Been a while since I have posted. But, since we are now having our home built, I can share about our plans for a new theater. We have figured a bunch of stuff out, but there is sooo much more that I haven't even considered yet.

A little over a year ago, we sold our house in the hopes of having another one built. I sell homes for a living, in fact, I sell new construction homes most often. The last home we had built, we had a wonderful family room/home theater area that was a lot of fun to watch movies in. But, after visiting with Erik Farstad and seeing his dedicated home theater room down in his basement, I hoped that one day we could do something like that.
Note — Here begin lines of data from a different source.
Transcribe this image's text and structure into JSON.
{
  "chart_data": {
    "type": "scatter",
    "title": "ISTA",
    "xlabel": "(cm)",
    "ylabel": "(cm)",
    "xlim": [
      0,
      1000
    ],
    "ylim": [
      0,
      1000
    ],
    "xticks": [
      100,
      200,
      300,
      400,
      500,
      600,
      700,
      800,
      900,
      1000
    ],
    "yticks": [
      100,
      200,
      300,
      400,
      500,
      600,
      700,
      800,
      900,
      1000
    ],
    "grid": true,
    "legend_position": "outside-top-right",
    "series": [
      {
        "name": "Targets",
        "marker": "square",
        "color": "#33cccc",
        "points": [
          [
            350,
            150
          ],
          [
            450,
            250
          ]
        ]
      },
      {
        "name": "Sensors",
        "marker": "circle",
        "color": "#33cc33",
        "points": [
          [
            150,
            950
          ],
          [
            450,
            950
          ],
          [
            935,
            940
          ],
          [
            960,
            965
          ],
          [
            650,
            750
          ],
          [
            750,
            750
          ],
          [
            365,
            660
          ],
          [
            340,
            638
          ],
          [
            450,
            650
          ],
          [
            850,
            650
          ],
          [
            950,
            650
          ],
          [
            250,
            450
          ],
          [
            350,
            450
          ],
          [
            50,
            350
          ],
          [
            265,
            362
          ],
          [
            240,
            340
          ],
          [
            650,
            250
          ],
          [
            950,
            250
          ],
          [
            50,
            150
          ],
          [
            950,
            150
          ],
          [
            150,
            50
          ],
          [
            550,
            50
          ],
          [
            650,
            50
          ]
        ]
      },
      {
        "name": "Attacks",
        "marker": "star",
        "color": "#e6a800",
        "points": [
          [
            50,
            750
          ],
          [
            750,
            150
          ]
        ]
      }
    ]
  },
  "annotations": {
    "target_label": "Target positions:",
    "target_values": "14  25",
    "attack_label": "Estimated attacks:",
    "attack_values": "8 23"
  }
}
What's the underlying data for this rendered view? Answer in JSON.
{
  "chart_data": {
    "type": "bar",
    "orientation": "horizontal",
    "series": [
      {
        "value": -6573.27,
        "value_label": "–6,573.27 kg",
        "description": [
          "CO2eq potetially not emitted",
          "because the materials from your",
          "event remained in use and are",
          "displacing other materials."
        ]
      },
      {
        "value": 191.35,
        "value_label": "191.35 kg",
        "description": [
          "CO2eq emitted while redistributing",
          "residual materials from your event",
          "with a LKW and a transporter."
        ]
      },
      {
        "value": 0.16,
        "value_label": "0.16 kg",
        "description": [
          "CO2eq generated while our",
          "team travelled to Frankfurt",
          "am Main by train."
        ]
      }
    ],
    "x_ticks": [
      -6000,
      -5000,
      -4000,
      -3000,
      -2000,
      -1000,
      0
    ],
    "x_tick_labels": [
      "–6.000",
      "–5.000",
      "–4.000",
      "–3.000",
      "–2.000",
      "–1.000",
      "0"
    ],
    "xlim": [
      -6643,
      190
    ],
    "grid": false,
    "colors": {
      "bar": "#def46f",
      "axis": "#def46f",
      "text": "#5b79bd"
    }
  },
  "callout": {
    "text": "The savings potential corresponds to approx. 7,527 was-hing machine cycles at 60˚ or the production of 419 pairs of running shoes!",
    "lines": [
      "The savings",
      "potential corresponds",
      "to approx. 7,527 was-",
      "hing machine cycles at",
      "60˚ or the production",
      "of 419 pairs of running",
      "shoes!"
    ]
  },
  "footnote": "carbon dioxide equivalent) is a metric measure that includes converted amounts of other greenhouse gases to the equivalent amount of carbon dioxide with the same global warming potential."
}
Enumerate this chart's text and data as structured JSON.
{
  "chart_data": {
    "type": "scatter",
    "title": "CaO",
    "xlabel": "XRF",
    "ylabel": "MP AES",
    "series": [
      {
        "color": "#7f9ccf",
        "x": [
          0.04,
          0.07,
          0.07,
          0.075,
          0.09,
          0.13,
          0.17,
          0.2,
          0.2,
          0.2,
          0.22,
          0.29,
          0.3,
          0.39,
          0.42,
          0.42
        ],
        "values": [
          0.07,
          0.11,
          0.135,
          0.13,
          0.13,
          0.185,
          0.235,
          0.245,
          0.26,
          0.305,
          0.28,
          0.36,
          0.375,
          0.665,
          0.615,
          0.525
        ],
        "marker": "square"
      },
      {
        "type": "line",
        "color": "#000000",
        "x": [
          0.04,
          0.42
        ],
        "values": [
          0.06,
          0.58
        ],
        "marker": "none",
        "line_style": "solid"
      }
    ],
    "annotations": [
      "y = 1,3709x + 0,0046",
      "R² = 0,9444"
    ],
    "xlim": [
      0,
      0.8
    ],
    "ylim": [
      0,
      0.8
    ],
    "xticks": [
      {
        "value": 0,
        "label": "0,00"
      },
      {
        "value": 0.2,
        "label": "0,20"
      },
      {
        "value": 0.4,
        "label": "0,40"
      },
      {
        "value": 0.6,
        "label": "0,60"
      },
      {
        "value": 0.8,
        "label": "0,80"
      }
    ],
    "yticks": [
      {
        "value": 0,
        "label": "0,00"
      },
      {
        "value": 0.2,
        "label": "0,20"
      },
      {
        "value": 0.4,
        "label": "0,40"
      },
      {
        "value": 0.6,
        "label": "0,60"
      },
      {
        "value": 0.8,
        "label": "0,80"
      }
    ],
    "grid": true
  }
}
Here is what we used to have fo a home theater...










Like I said, this worked out really well, but after going over to Erik's and watching a projector, I was JEALOUS!! :hissyfit:

The big problem is where we live, Washington State, they do not build homes with basements very often. The water table is to high. You have to be on a hillside to get a basement or it ends up wet all the time. Unless you build a custom home or a very expensive home, a basement is just not an option.

The builder that I am selling homes for had two different neighborhoods that could take a daylight basement. I chose the development that was closest to work. There was only one lot in this neighborhood that could take a basement, so I jumped on it - LAST YEAR. It has finally started construction.

I'll attach some floorplans of the basement real soon.

Jeff Aguilar


----------



## Sonnie (Apr 11, 2006)

Hey Jeff... :wave: ... great to see you back around... :T

I'm looking forward to following your project. 

Those ML's look sweet!


----------